Saisi par Mme A... d'une demande d'injonction visant à obtenir un titre de séjour, le Tribunal Administratif de Montreuil a rejeté sa requête comme manifestement irrecevable. Le juge a rappelé qu'il ne peut prononcer d'injonctions à titre principal en dehors des cas prévus par le code de justice administrative (exécution d'un jugement, référé, ou cessation d'un dommage). En l'absence de demande d'annulation d'une décision préalable, les conclusions de la requérante étaient irrecevables. La décision est fondée sur les articles R. 222-1 (4°) et R. 421-1 du code de justice administrative.
Texte intégral
Vu la procédure suivante :
Par une requête enregistrée le 12 juin 2025, Mme B... A... doit être regardée comme demandant au tribunal d’enjoindre au préfet de la Seine-Saint-Denis de lui délivrer un titre de séjour.

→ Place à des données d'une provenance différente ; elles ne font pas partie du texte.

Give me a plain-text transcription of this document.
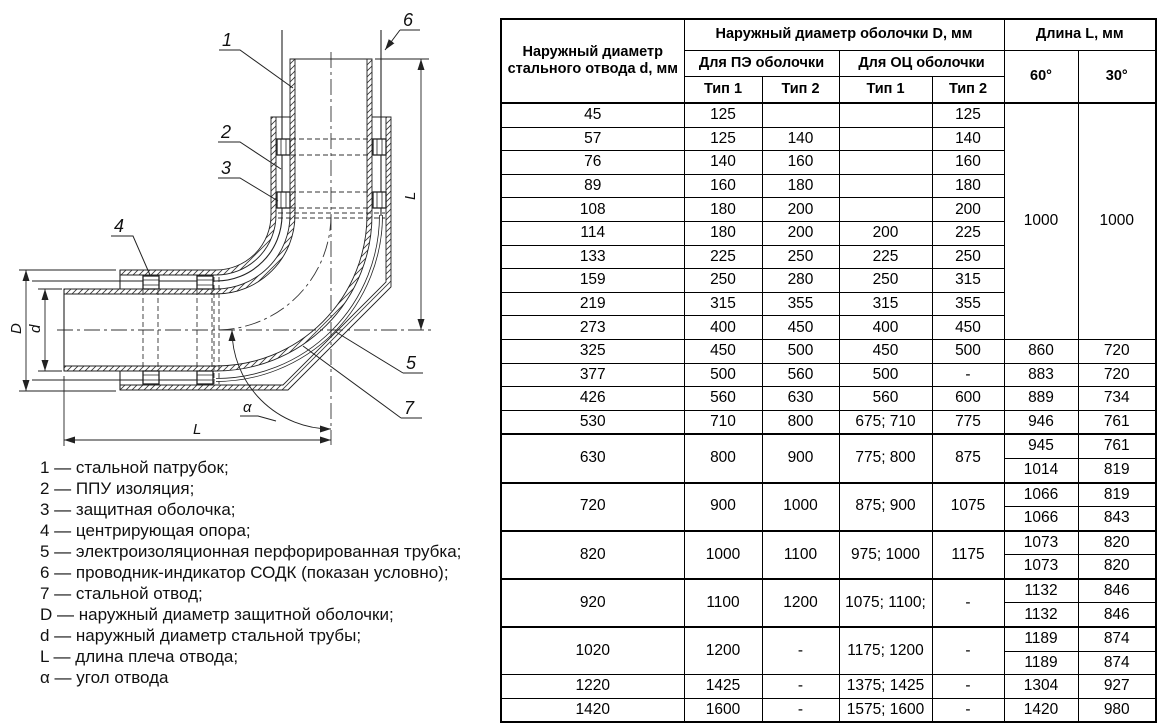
D d
L
L
α
1
2
3
4
5
6
7
1 — стальной патрубок;
2 — ППУ изоляция;
3 — защитная оболочка;
4 — центрирующая опора;
5 — электроизоляционная перфорированная трубка;
6 — проводник-индикатор СОДК (показан условно);
7 — стальной отвод;
D — наружный диаметр защитной оболочки;
d — наружный диаметр стальной трубы;
L — длина плеча отвода;
α — угол отвода
Наружный диаметр стального отвода d, мм	Наружный диаметр оболочки D, мм				Длина L, мм	
	Для ПЭ оболочки		Для ОЦ оболочки		60°	30°
	Тип 1	Тип 2	Тип 1	Тип 2		
45	125			125	1000	1000
57	125	140		140		
76	140	160		160		
89	160	180		180		
108	180	200		200		
114	180	200	200	225		
133	225	250	225	250		
159	250	280	250	315		
219	315	355	315	355		
273	400	450	400	450		
325	450	500	450	500	860	720
377	500	560	500	-	883	720
426	560	630	560	600	889	734
530	710	800	675; 710	775	946	761
630	800	900	775; 800	875	945	761
					1014	819
720	900	1000	875; 900	1075	1066	819
					1066	843
820	1000	1100	975; 1000	1175	1073	820
					1073	820
920	1100	1200	1075; 1100;	-	1132	846
					1132	846
1020	1200	-	1175; 1200	-	1189	874
					1189	874
1220	1425	-	1375; 1425	-	1304	927
1420	1600	-	1575; 1600	-	1420	980
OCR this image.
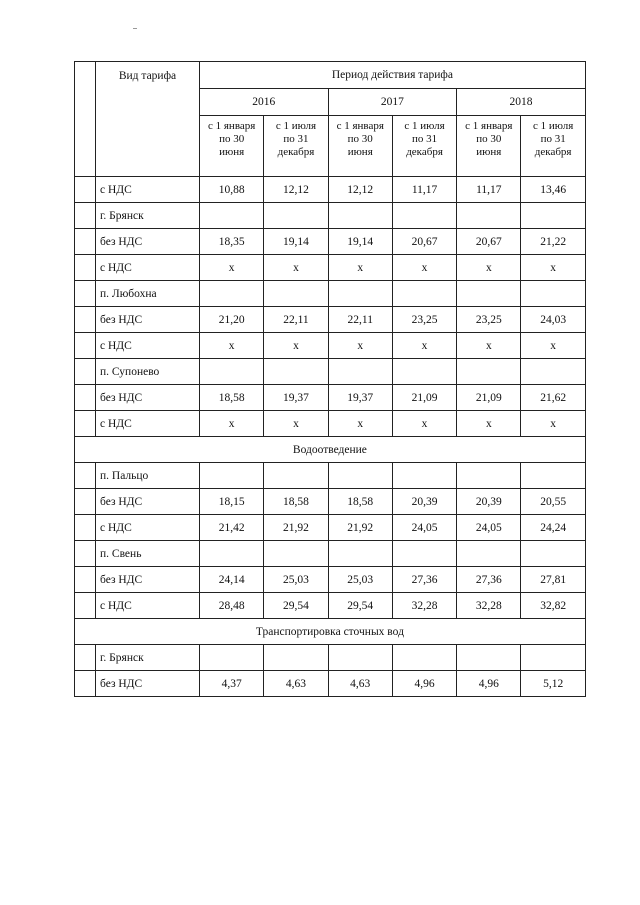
	Вид тарифа	Период действия тарифа					
		2016		2017		2018	
		с 1 января
по 30
июня	с 1 июля
по 31
декабря	с 1 января
по 30
июня	с 1 июля
по 31
декабря	с 1 января
по 30
июня	с 1 июля
по 31
декабря
	с НДС	10,88	12,12	12,12	11,17	11,17	13,46
	г. Брянск						
	без НДС	18,35	19,14	19,14	20,67	20,67	21,22
	с НДС	х	х	х	х	х	х
	п. Любохна						
	без НДС	21,20	22,11	22,11	23,25	23,25	24,03
	с НДС	х	х	х	х	х	х
	п. Супонево						
	без НДС	18,58	19,37	19,37	21,09	21,09	21,62
	с НДС	х	х	х	х	х	х
Водоотведение							
	п. Пальцо						
	без НДС	18,15	18,58	18,58	20,39	20,39	20,55
	с НДС	21,42	21,92	21,92	24,05	24,05	24,24
	п. Свень						
	без НДС	24,14	25,03	25,03	27,36	27,36	27,81
	с НДС	28,48	29,54	29,54	32,28	32,28	32,82
Транспортировка сточных вод							
	г. Брянск						
	без НДС	4,37	4,63	4,63	4,96	4,96	5,12
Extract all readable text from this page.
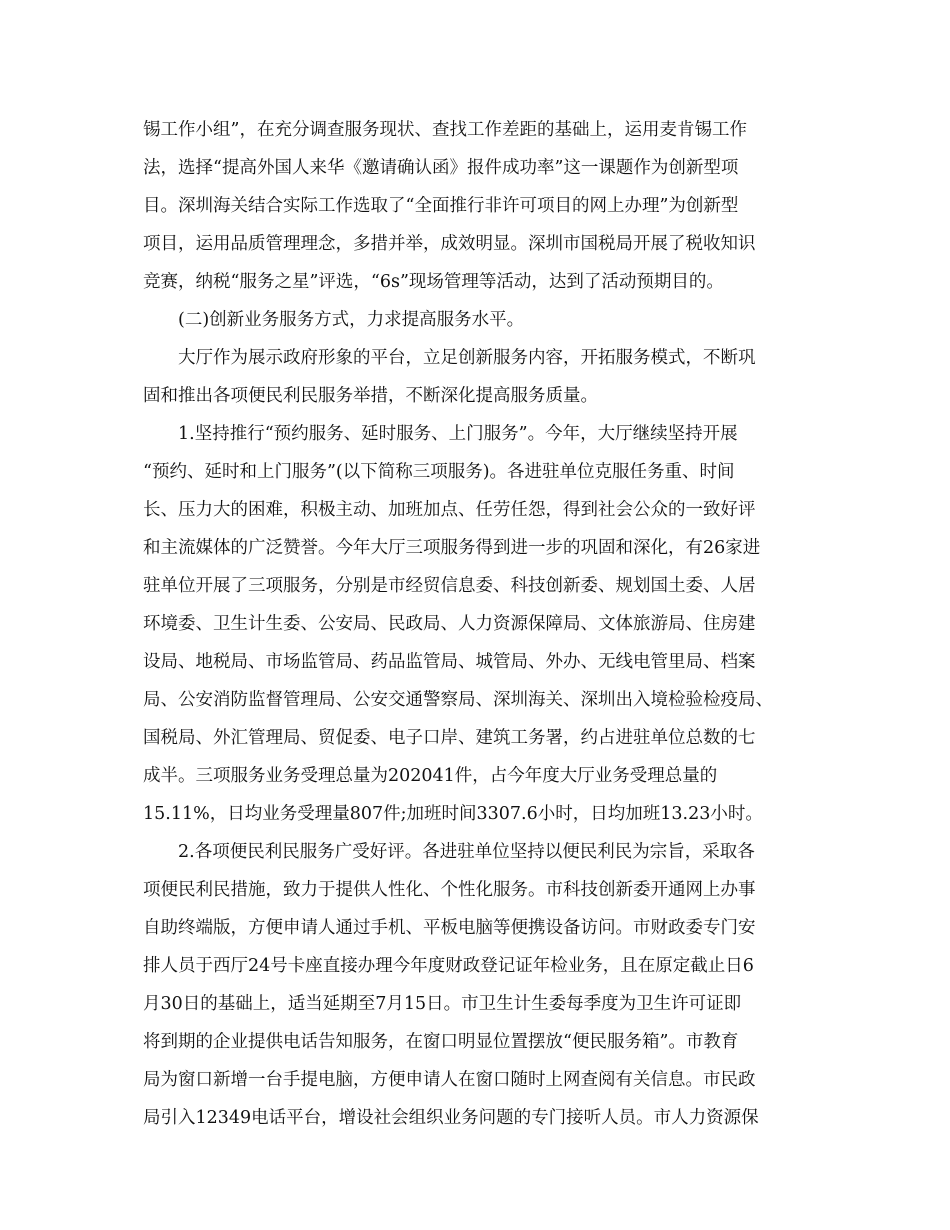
锡工作小组”，在充分调查服务现状、查找工作差距的基础上，运用麦肯锡工作

法，选择“提高外国人来华《邀请确认函》报件成功率”这一课题作为创新型项

目。深圳海关结合实际工作选取了“全面推行非许可项目的网上办理”为创新型

项目，运用品质管理理念，多措并举，成效明显。深圳市国税局开展了税收知识

竞赛，纳税“服务之星”评选，“6s”现场管理等活动，达到了活动预期目的。

(二)创新业务服务方式，力求提高服务水平。

大厅作为展示政府形象的平台，立足创新服务内容，开拓服务模式，不断巩

固和推出各项便民利民服务举措，不断深化提高服务质量。

1.坚持推行“预约服务、延时服务、上门服务”。今年，大厅继续坚持开展

“预约、延时和上门服务”(以下简称三项服务)。各进驻单位克服任务重、时间

长、压力大的困难，积极主动、加班加点、任劳任怨，得到社会公众的一致好评

和主流媒体的广泛赞誉。今年大厅三项服务得到进一步的巩固和深化，有26家进

驻单位开展了三项服务，分别是市经贸信息委、科技创新委、规划国土委、人居

环境委、卫生计生委、公安局、民政局、人力资源保障局、文体旅游局、住房建

设局、地税局、市场监管局、药品监管局、城管局、外办、无线电管里局、档案

局、公安消防监督管理局、公安交通警察局、深圳海关、深圳出入境检验检疫局、

国税局、外汇管理局、贸促委、电子口岸、建筑工务署，约占进驻单位总数的七

成半。三项服务业务受理总量为202041件，占今年度大厅业务受理总量的

15.11%，日均业务受理量807件;加班时间3307.6小时，日均加班13.23小时。

2.各项便民利民服务广受好评。各进驻单位坚持以便民利民为宗旨，采取各

项便民利民措施，致力于提供人性化、个性化服务。市科技创新委开通网上办事

自助终端版，方便申请人通过手机、平板电脑等便携设备访问。市财政委专门安

排人员于西厅24号卡座直接办理今年度财政登记证年检业务，且在原定截止日6

月30日的基础上，适当延期至7月15日。市卫生计生委每季度为卫生许可证即

将到期的企业提供电话告知服务，在窗口明显位置摆放“便民服务箱”。市教育

局为窗口新增一台手提电脑，方便申请人在窗口随时上网查阅有关信息。市民政

局引入12349电话平台，增设社会组织业务问题的专门接听人员。市人力资源保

Vu les autres pièces du dossier.
Vu le code de justice administrative.
Considérant ce qui suit :
Aux termes de l’article R. 222-1 du code de justice administrative : « (…) les présidents de formation de jugement des tribunaux (…) peuvent, par ordonnance : (…) (…) 4° Rejeter les requêtes manifestement irrecevables, lorsque la juridiction n'est pas tenue d'inviter leur auteur à les régulariser ou qu'elles n'ont pas été régularisées à l'expiration du délai imparti par une demande en ce sens ; (…). »
Aux termes du premier alinéa de l’article R. 421-1 du code de justice administrative : « La juridiction ne peut être saisie que par voie de recours formé contre une décision, et ce, dans les deux mois à partir de la notification ou de la publication de la décision attaquée ». Il n’appartient pas au juge administratif, en dehors de l’hypothèse où il est saisi de conclusions en vue d’assurer l’exécution d’une décision de justice en application des dispositions des articles L. 911-1 et suivants du code de justice administrative, ou lorsqu’il est saisi de demandes de mesures provisoires dans le cadre de procédures de référé, ou de la possibilité d'enjoindre à la personne publique de prendre les mesures de nature à mettre fin à un dommage qui perdure ou à en pallier les effets, de prononcer des injonctions à titre principal à l’encontre de l’administration.
En demandant au tribunal d’enjoindre au préfet de la Seine-Saint-Denis de lui délivrer un titre de séjour, sans demander l’annulation d’aucune décision, Mme A... présente au tribunal des conclusions tendant à ce que le tribunal prononce des injonctions à titre principal à l’égard du préfet de la Seine-Saint-Denis. Par suite, ces conclusions sont entachées d’une irrecevabilité manifeste et sa requête doit être rejetée par application des dispositions du 4° de l’article R. 222-1 du code de justice administrative.
O R D O N N E :
Article 1er : La requête de Mme A... est rejetée.
Article 2 : La présente ordonnance sera notifiée à Mme B... A....
Fait à Montreuil, le 15 janvier 2026.
Le président de la 12eme chambre,
E. Jauffret
La République mande et ordonne au préfet de la Seine-Saint-Denis ou à tout autre préfet territorialement compétent, en ce qui le concerne ou à tous commissaires de justice à ce requis en ce qui concerne les voies de droit commun contre les parties privées, de pourvoir à l’exécution de la présente décision.